Mansa Musa: Tarihteki En Zengin Adam

Enflasyona göre ayarlandığında Mali hükümdarı I. Mansa Musa’nın servetinin değeri 400 milyar doların üzerindeydi.

0 4.231

İnsanlar; tarihteki en zengin insanları düşündüklerinde, genellikle Rothschilds, Rockefellers veya Carnegies gibi modern çağdaki sanayiciler akıllarına gelir. Muhtemelen bazıları Bill Gates, Carlos Slim veya pek çok zengin Arap şeyhleri gibi günümüzdeki milyarderler olarak adlandırabilir. Bununla birlikte, tarihteki en zengin insan, Mali İmparatorluğu’nun onuncu Mansa’sı olan I. Musa Keita adlı bir Mali hükümdarıdır. (Mansa, ‘sultan’ veya ‘imparator’ gibi bir ünvandır). O kadar zengin ve savurgandı ki harcamalarıyla Mısır ekonomisine nüfuz ederek bozulmasına neden oldu. MS 1280’lerde doğan Mansa Musa, 24 şehri ve çevresini fethederek Mali İmparatorluğunu genişletti. MS 1337 civarında öldüğünde, inanılmayacak kadar büyük bir servetin sahibiydi.

Enflasyona göre ayarlandığında I. Mansa Musa’nın servetinin değeri 400 milyar doların üzerindeydi. İkinci sırada bulunan Rothschild ailesinin ortak serveti belki daha çok bilinebilir, ancak sadece 350 milyar dolar değerindedir.
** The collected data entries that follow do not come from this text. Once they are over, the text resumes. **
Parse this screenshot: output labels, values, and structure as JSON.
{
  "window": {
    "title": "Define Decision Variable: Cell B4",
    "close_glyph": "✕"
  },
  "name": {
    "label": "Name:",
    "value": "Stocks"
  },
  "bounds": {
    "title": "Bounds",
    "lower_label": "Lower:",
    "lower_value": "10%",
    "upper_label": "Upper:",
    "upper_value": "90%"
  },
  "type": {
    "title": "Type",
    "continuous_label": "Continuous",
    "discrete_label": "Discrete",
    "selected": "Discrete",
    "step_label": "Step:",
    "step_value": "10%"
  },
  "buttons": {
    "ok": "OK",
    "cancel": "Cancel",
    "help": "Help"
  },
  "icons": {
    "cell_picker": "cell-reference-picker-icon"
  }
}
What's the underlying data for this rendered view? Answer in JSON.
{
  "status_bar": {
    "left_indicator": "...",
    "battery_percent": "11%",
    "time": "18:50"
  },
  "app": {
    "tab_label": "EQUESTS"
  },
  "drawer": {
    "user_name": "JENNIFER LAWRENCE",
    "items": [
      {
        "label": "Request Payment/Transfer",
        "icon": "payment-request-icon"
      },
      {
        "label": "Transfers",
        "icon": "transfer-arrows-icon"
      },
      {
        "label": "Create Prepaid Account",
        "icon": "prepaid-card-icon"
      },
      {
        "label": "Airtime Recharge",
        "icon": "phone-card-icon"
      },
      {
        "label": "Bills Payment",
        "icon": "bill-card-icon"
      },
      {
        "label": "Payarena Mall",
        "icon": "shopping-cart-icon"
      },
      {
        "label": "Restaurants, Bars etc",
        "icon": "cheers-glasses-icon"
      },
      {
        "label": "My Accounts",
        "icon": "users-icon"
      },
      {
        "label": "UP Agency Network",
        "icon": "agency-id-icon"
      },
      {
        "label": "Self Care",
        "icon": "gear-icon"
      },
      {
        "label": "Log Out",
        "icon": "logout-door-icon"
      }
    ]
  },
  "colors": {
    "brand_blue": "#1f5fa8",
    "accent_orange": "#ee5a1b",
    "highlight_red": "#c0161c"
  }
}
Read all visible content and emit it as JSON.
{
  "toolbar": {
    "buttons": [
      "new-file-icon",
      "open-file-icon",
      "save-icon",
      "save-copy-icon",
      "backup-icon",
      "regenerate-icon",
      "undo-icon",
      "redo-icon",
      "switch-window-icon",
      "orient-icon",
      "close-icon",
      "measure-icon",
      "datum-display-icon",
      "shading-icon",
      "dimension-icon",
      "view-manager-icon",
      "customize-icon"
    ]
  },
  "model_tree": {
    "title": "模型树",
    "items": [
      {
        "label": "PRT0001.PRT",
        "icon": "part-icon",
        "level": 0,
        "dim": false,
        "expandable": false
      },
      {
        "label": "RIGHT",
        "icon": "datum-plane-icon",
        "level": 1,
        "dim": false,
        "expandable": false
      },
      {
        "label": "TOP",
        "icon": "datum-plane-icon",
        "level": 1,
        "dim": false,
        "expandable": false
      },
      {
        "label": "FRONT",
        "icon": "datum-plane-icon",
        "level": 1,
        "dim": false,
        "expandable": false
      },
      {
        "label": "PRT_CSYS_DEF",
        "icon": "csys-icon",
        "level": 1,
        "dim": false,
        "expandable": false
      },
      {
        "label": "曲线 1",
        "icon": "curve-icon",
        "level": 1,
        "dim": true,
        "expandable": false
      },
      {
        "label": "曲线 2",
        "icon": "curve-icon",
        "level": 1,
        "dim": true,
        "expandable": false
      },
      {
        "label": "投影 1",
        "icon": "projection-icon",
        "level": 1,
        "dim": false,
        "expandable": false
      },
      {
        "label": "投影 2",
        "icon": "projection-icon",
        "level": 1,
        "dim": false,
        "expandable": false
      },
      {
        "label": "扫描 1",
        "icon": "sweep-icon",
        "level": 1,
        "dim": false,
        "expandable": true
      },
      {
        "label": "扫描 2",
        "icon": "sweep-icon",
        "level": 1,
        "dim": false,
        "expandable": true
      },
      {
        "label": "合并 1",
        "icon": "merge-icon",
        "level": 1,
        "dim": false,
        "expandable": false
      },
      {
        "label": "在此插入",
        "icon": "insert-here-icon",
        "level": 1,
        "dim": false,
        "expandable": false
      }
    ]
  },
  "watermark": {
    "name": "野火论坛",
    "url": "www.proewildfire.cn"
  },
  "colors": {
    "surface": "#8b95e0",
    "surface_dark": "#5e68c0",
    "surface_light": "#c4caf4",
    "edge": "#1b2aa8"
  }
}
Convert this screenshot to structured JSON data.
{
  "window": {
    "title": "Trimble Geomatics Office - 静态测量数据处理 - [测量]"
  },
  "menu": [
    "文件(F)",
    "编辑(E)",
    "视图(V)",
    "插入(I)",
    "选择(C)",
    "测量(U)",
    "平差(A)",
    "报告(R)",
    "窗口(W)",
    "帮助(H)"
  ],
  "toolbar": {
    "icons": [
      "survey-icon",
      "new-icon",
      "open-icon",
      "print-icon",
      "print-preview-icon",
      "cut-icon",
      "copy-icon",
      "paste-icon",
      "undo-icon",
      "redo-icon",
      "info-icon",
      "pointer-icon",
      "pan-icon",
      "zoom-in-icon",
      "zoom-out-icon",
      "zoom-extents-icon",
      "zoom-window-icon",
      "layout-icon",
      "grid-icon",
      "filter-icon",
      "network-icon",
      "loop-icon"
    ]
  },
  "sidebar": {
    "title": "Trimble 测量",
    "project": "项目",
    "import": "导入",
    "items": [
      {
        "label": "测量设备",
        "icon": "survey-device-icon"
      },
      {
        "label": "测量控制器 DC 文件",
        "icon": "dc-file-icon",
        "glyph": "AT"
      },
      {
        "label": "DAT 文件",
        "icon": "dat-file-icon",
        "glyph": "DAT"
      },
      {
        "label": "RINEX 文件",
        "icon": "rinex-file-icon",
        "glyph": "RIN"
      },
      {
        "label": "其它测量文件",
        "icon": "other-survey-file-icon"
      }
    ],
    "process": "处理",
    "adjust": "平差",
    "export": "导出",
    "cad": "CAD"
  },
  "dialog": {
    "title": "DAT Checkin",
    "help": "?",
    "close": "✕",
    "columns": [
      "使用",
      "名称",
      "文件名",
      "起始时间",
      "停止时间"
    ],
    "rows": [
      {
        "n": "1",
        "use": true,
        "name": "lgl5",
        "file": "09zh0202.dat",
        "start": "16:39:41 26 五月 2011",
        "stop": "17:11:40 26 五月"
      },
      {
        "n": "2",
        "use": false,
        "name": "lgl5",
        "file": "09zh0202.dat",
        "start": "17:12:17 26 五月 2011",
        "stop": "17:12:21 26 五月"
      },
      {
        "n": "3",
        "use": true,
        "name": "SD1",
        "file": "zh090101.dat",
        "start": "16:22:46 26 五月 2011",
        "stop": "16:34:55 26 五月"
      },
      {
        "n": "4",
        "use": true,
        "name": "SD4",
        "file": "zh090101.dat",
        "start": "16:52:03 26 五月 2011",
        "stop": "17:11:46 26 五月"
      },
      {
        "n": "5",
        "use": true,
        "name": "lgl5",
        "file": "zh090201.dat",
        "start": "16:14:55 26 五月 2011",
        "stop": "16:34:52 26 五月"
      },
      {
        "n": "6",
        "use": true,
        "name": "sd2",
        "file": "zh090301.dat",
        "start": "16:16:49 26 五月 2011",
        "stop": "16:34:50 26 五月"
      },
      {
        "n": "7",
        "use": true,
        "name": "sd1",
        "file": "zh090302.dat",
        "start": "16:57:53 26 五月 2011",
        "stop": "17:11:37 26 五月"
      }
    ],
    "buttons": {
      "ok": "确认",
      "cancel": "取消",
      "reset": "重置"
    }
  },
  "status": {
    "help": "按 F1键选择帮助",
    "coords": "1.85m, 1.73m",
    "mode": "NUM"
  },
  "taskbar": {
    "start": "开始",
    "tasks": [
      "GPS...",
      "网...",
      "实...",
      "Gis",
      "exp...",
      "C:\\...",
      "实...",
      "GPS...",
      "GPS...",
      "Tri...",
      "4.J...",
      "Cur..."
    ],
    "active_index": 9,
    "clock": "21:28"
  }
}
J.D. Rockefeller 340 milyar dolar; Andrew Carnegie, 310 milyar dolar; Muammer Kaddafi 200 milyar dolar; Bill Gates 136 milyar dolar ; Carlos Slim ise 68 milyar dolar değerinde. Başka bir deyişle, bitmek bilmeyen servetleriyle bilinen bu insanların hiçbiri bu Afrika Kralı’nın net değerinin yanından bile geçemez.

Mansa Musa’nın sanatsal resmedilişi

Time Magazine’den Jacob Davidson, “Servetini doğru bir şekilde tahmin etmenin imkanı yok’’ diyor.

İmparator Musa

I. Mansa Musa ilk servetini Batı Afrika’nın altın ve tuz madenlerinden elde etti. Mali İmparatorluğu, Ganalı İmparatorluğu’nun kalıntılarından kuruldu. I. Musa’nın yönetiminin zirvesinde Mali İmparatorluğu günümüz Çad’ın parçaları da dahil olmak üzere, Fildişi Sahilleri, Gambiya, Gine, Gine-Bissau, Mali, Moritanya, Nijer, Nijerya ve Senegal- Batı Afrika boyunca Atlantik Okyanusu’ndan Timbuktu’ya kadar genişledi – 2.000 mil (3218.69 km) ‘nin üzerinde bir imparatorluk.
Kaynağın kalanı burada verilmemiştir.